Richard Bach’ın Martısı: Jonathan Livinsgton
Richard Bach, Martı Jonathan Livingston’da neyi anlatıyor? Çok sade ve basit bir ifade ile söylersek, ancak kendimiz olursak özgür olabiliriz. Hiçbir yere, hiçbir kimseye, hiçbir fikre, hiçbir gruba ait olmayacaksın. Bütün yıkımların sebebi, sırtını bir yerlere dayama ihtiyacıdır. Bir yerlere ait olmaya başladık mı yeteneklerimiz körelmeye başlıyor. Dışarıda olduk mu, özgürüz ve yeteneklerimizi geliştirerek kendimiz olmaya başlarız.
Bir sürüde açarız gözümüzü. Bir aile, bir orman, bir din, bir ırk, bir cinsiyet olabilir bu sürü durumu. Sürüyü arkamızda bırakıp yolumuza devam etmeliyiz. Martı Jonathan Livingston’ın yaptığı da bu değil midir? O sadece uçmayı seviyordu. Balık ve ekmek için ya da şan ve şöhret için yaşamak istemedi. O uçmayı seviyordu. Bunu nasıl başarmıştı martı Jonathan Livingston? Durak durak bakalım, dur durak bilmeksizin.
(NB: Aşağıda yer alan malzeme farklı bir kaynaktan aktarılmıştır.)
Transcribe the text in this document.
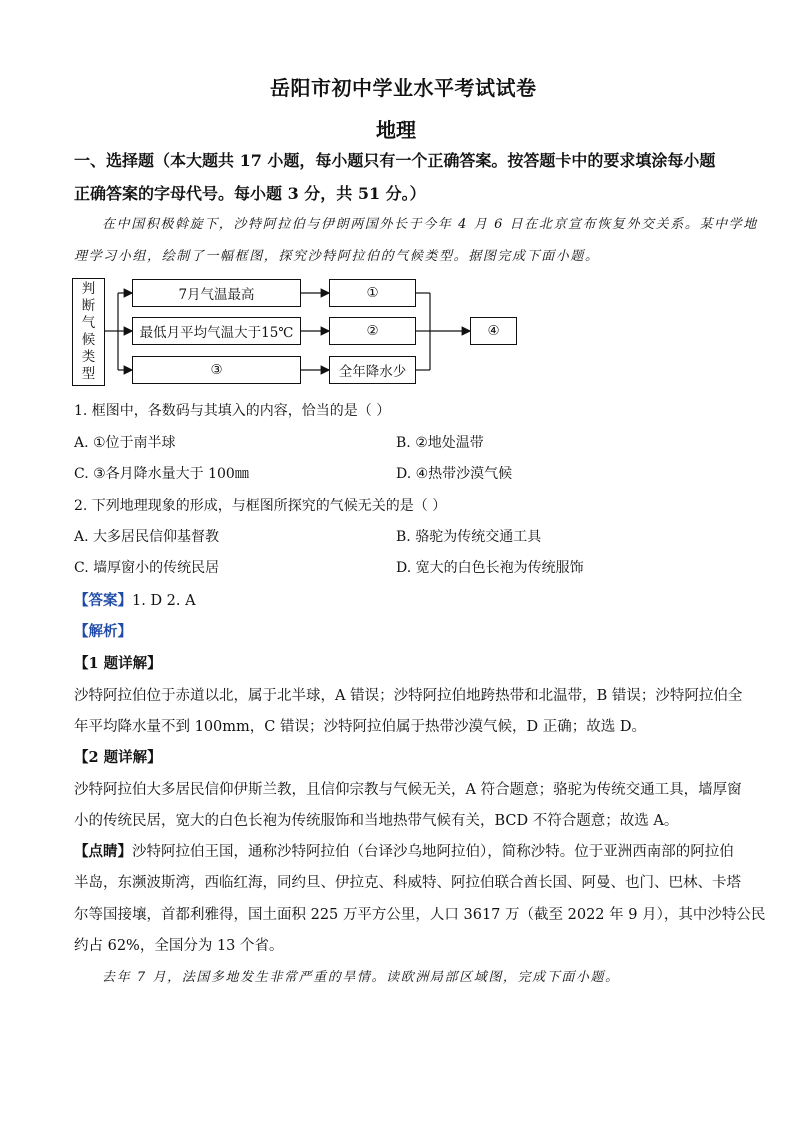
岳阳市初中学业水平考试试卷
地理
一、选择题（本大题共 17 小题，每小题只有一个正确答案。按答题卡中的要求填涂每小题
正确答案的字母代号。每小题 3 分，共 51 分。）
在中国积极斡旋下，沙特阿拉伯与伊朗两国外长于今年 4 月 6 日在北京宣布恢复外交关系。某中学地
理学习小组，绘制了一幅框图，探究沙特阿拉伯的气候类型。据图完成下面小题。
判
断
气
候
类
型
7月气温最高	①
最低月平均气温大于15℃	②
③	全年降水少
④
1. 框图中，各数码与其填入的内容，恰当的是（ ）
A. ①位于南半球	B. ②地处温带
C. ③各月降水量大于 100㎜	D. ④热带沙漠气候
2. 下列地理现象的形成，与框图所探究的气候无关的是（ ）
A. 大多居民信仰基督教	B. 骆驼为传统交通工具
C. 墙厚窗小的传统民居	D. 宽大的白色长袍为传统服饰
【答案】1. D 2. A
【解析】
【1 题详解】
沙特阿拉伯位于赤道以北，属于北半球，A 错误；沙特阿拉伯地跨热带和北温带，B 错误；沙特阿拉伯全
年平均降水量不到 100mm，C 错误；沙特阿拉伯属于热带沙漠气候，D 正确；故选 D。
【2 题详解】
沙特阿拉伯大多居民信仰伊斯兰教，且信仰宗教与气候无关，A 符合题意；骆驼为传统交通工具，墙厚窗
小的传统民居，宽大的白色长袍为传统服饰和当地热带气候有关，BCD 不符合题意；故选 A。
【点睛】沙特阿拉伯王国，通称沙特阿拉伯（台译沙乌地阿拉伯），简称沙特。位于亚洲西南部的阿拉伯
半岛，东濒波斯湾，西临红海，同约旦、伊拉克、科威特、阿拉伯联合酋长国、阿曼、也门、巴林、卡塔
尔等国接壤，首都利雅得，国土面积 225 万平方公里，人口 3617 万（截至 2022 年 9 月），其中沙特公民
约占 62%，全国分为 13 个省。
去年 7 月，法国多地发生非常严重的旱情。读欧洲局部区域图，完成下面小题。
Birinci Durak: Martıların Dünyası
Jonathan Livingston önce sahilin ve teknelerin çok ötesinde, tek başına uçuş denemeleri yapıyor. Pelikanlar ve albatroslar gibi alçaktan uçma denemeleri yapıyor. Martılara ait uçuş tarzlarıyla yetinmiyor, başka kuşlara ait uçuş tarzlarını da deniyor. Tek bir tutkusu var: Öğrenmek. Aynen Sokrates gibi... Sokrates baldıran zehrinin içmeden az önce bir öğrencisinin elinde tanımadığı bir müzik aletini görür ve ondan kendisine öğretmesini ister. Öğrencisi “Öğreteyim ama sanırım bunu çalıp keyif alacak zamanınız olmayacak” der. Bunun üzerine Sokrates: “Evet bunu çalıp keyif alacak zamanım yok ama öğrenmenin keyfi var” der.
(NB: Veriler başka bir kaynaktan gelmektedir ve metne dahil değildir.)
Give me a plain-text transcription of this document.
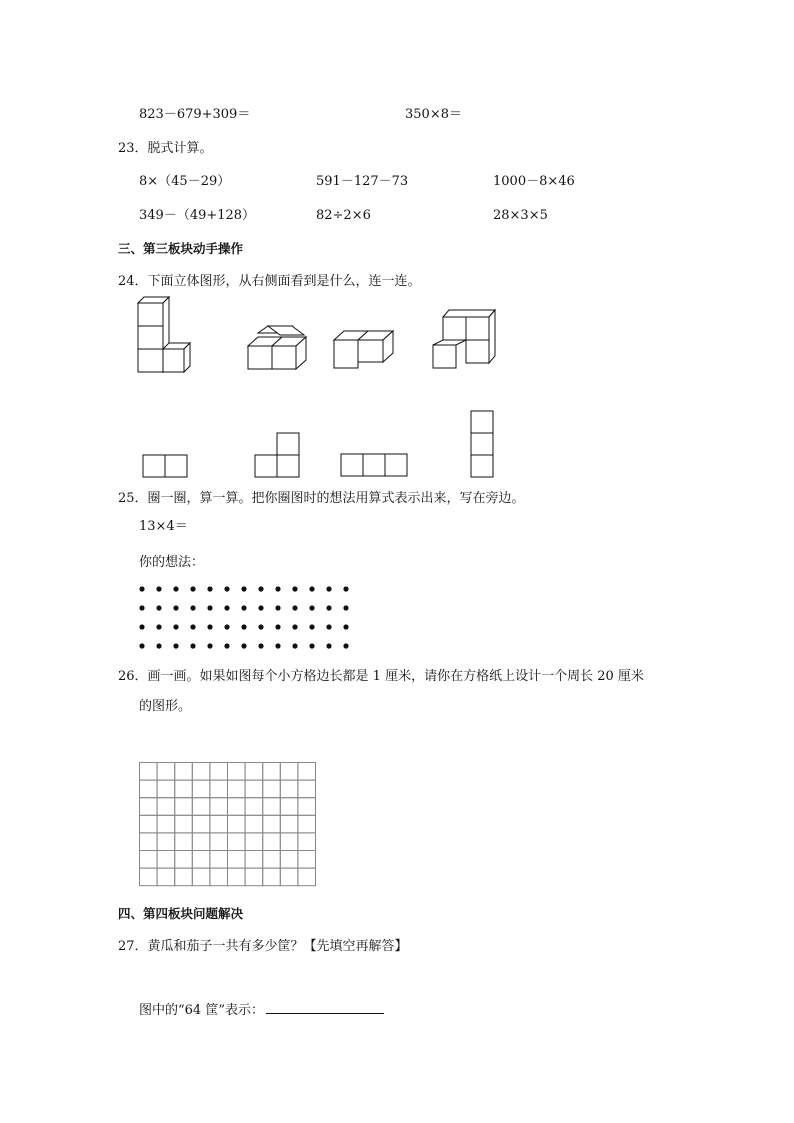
823－679+309＝	350×8＝
23．脱式计算。
8×（45－29）	591－127－73	1000－8×46
349－（49+128）	82÷2×6	28×3×5
三、第三板块动手操作
24．下面立体图形，从右侧面看到是什么，连一连。
25．圈一圈，算一算。把你圈图时的想法用算式表示出来，写在旁边。
13×4＝
你的想法：
26．画一画。如果如图每个小方格边长都是 1 厘米，请你在方格纸上设计一个周长 20 厘米
的图形。
四、第四板块问题解决
27．黄瓜和茄子一共有多少筐？【先填空再解答】
图中的“64 筐”表示：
Annesinin “can güvenliği” ve babasının “ekmek sahibi olma” kaygılarını bir kenara bırakıyor ve umursamıyor Jonathan Livingston; çünkü biliyor ki kendini gerçekleştirdi mi, kendi gibi uçmaya başladı mı, can güvenliği ve ekmek sahibi olma problemleri kendiliğinden çözüleceklerdir.
Jonathan Livingston sayısız uçuş denemesi yapıyor. Düşüyor, yaralanıyor, üzülüyor ama asla pes etmiyor. Yenilgilerinden ve başarısızlıklarından güç alıyor. Diğer martılara inat karanlıkta uçuyor, karanlıktan aydınlığı, kendi ışığını çıkarıyor.
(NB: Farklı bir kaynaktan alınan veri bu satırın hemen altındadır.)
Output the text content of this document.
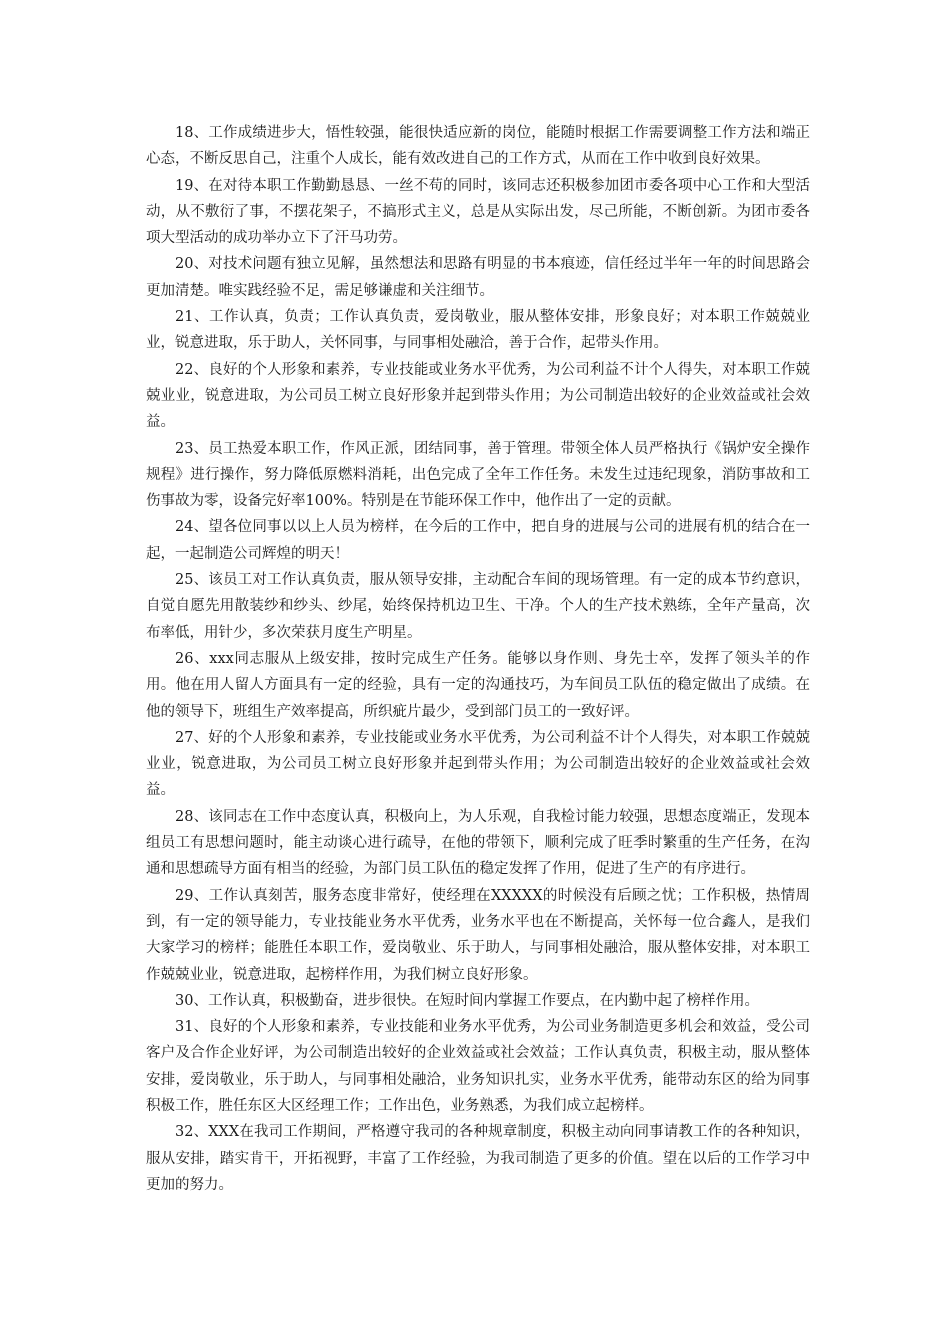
18、工作成绩进步大，悟性较强，能很快适应新的岗位，能随时根据工作需要调整工作方法和端正心态，不断反思自己，注重个人成长，能有效改进自己的工作方式，从而在工作中收到良好效果。

19、在对待本职工作勤勤恳恳、一丝不苟的同时，该同志还积极参加团市委各项中心工作和大型活动，从不敷衍了事，不摆花架子，不搞形式主义，总是从实际出发，尽己所能，不断创新。为团市委各项大型活动的成功举办立下了汗马功劳。

20、对技术问题有独立见解，虽然想法和思路有明显的书本痕迹，信任经过半年一年的时间思路会更加清楚。唯实践经验不足，需足够谦虚和关注细节。

21、工作认真，负责；工作认真负责，爱岗敬业，服从整体安排，形象良好；对本职工作兢兢业业，锐意进取，乐于助人，关怀同事，与同事相处融洽，善于合作，起带头作用。

22、良好的个人形象和素养，专业技能或业务水平优秀，为公司利益不计个人得失，对本职工作兢兢业业，锐意进取，为公司员工树立良好形象并起到带头作用；为公司制造出较好的企业效益或社会效益。

23、员工热爱本职工作，作风正派，团结同事，善于管理。带领全体人员严格执行《锅炉安全操作规程》进行操作，努力降低原燃料消耗，出色完成了全年工作任务。未发生过违纪现象，消防事故和工伤事故为零，设备完好率100%。特别是在节能环保工作中，他作出了一定的贡献。

24、望各位同事以以上人员为榜样，在今后的工作中，把自身的进展与公司的进展有机的结合在一起，一起制造公司辉煌的明天！

25、该员工对工作认真负责，服从领导安排，主动配合车间的现场管理。有一定的成本节约意识，自觉自愿先用散装纱和纱头、纱尾，始终保持机边卫生、干净。个人的生产技术熟练，全年产量高，次布率低，用针少，多次荣获月度生产明星。

26、xxx同志服从上级安排，按时完成生产任务。能够以身作则、身先士卒，发挥了领头羊的作用。他在用人留人方面具有一定的经验，具有一定的沟通技巧，为车间员工队伍的稳定做出了成绩。在他的领导下，班组生产效率提高，所织疵片最少，受到部门员工的一致好评。

27、好的个人形象和素养，专业技能或业务水平优秀，为公司利益不计个人得失，对本职工作兢兢业业，锐意进取，为公司员工树立良好形象并起到带头作用；为公司制造出较好的企业效益或社会效益。

28、该同志在工作中态度认真，积极向上，为人乐观，自我检讨能力较强，思想态度端正，发现本组员工有思想问题时，能主动谈心进行疏导，在他的带领下，顺利完成了旺季时繁重的生产任务，在沟通和思想疏导方面有相当的经验，为部门员工队伍的稳定发挥了作用，促进了生产的有序进行。

29、工作认真刻苦，服务态度非常好，使经理在XXXXX的时候没有后顾之忧；工作积极，热情周到，有一定的领导能力，专业技能业务水平优秀，业务水平也在不断提高，关怀每一位合鑫人，是我们大家学习的榜样；能胜任本职工作，爱岗敬业、乐于助人，与同事相处融洽，服从整体安排，对本职工作兢兢业业，锐意进取，起榜样作用，为我们树立良好形象。

30、工作认真，积极勤奋，进步很快。在短时间内掌握工作要点，在内勤中起了榜样作用。

31、良好的个人形象和素养，专业技能和业务水平优秀，为公司业务制造更多机会和效益，受公司客户及合作企业好评，为公司制造出较好的企业效益或社会效益；工作认真负责，积极主动，服从整体安排，爱岗敬业，乐于助人，与同事相处融洽，业务知识扎实，业务水平优秀，能带动东区的给为同事积极工作，胜任东区大区经理工作；工作出色，业务熟悉，为我们成立起榜样。

32、XXX在我司工作期间，严格遵守我司的各种规章制度，积极主动向同事请教工作的各种知识，服从安排，踏实肯干，开拓视野，丰富了工作经验，为我司制造了更多的价值。望在以后的工作学习中更加的努力。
Jonathan Livingston öğreniyordu: Hız güçtür, hız mutlak zevktir, hız mükemmel güzelliktir.
Başarıyordu: Yeryüzünün akrobatik uçuş yapabilen tek martısıydı. Çünkü o istiyordu ve seviyordu. Ötesi yoktu. Ötesi olmamıştı. Uçmak için yaratıldığının farkına varmıştı ve bunun için de içindeki bütün yetenekleri seferber ediyordu. Sürüyü aklından çıkaralı çok olmuştu. Aklında sadece yeni uçuşlar, yeni bilgiler, yeni öğrenmeler, kısacası yeni keşifler vardı. Bunun karşılığında Martı Konseyi’nin kararı çok acımasızdı: Sürgün edilmek, dışlanmak, kovulmak. Jonathan Livingston umursamadı. Gerekçe: Martı Ailesi’nin gelenek ve göreneklerine aykırı hareket ettiği için Sarp Kayalıkları’na sürgünlük, bir başına yaşamak. Aynen Atina panteonunun Sokrates’in dinsiz olduğunu, gençlerin ahlakını bozduğu, düzene karşı geldiğini bahane ederek Sokrates’i idam cezasına mahkum etmesi gibi.
Onu üzen sürgünlük değildi. Onu asıl üzen şey, diğer martıların uçmanın keyfine varamamasıydı. Sokrates’i üzen de aynı şey değil miydi: Cehalet. Bilen insan kötülük yapmaz, demişti Sokrates. Bilmiyorlar onlar. Bu yüzden Atina’yı ata, kendisini de at sineğine benzetmemiş miydi Sokrates?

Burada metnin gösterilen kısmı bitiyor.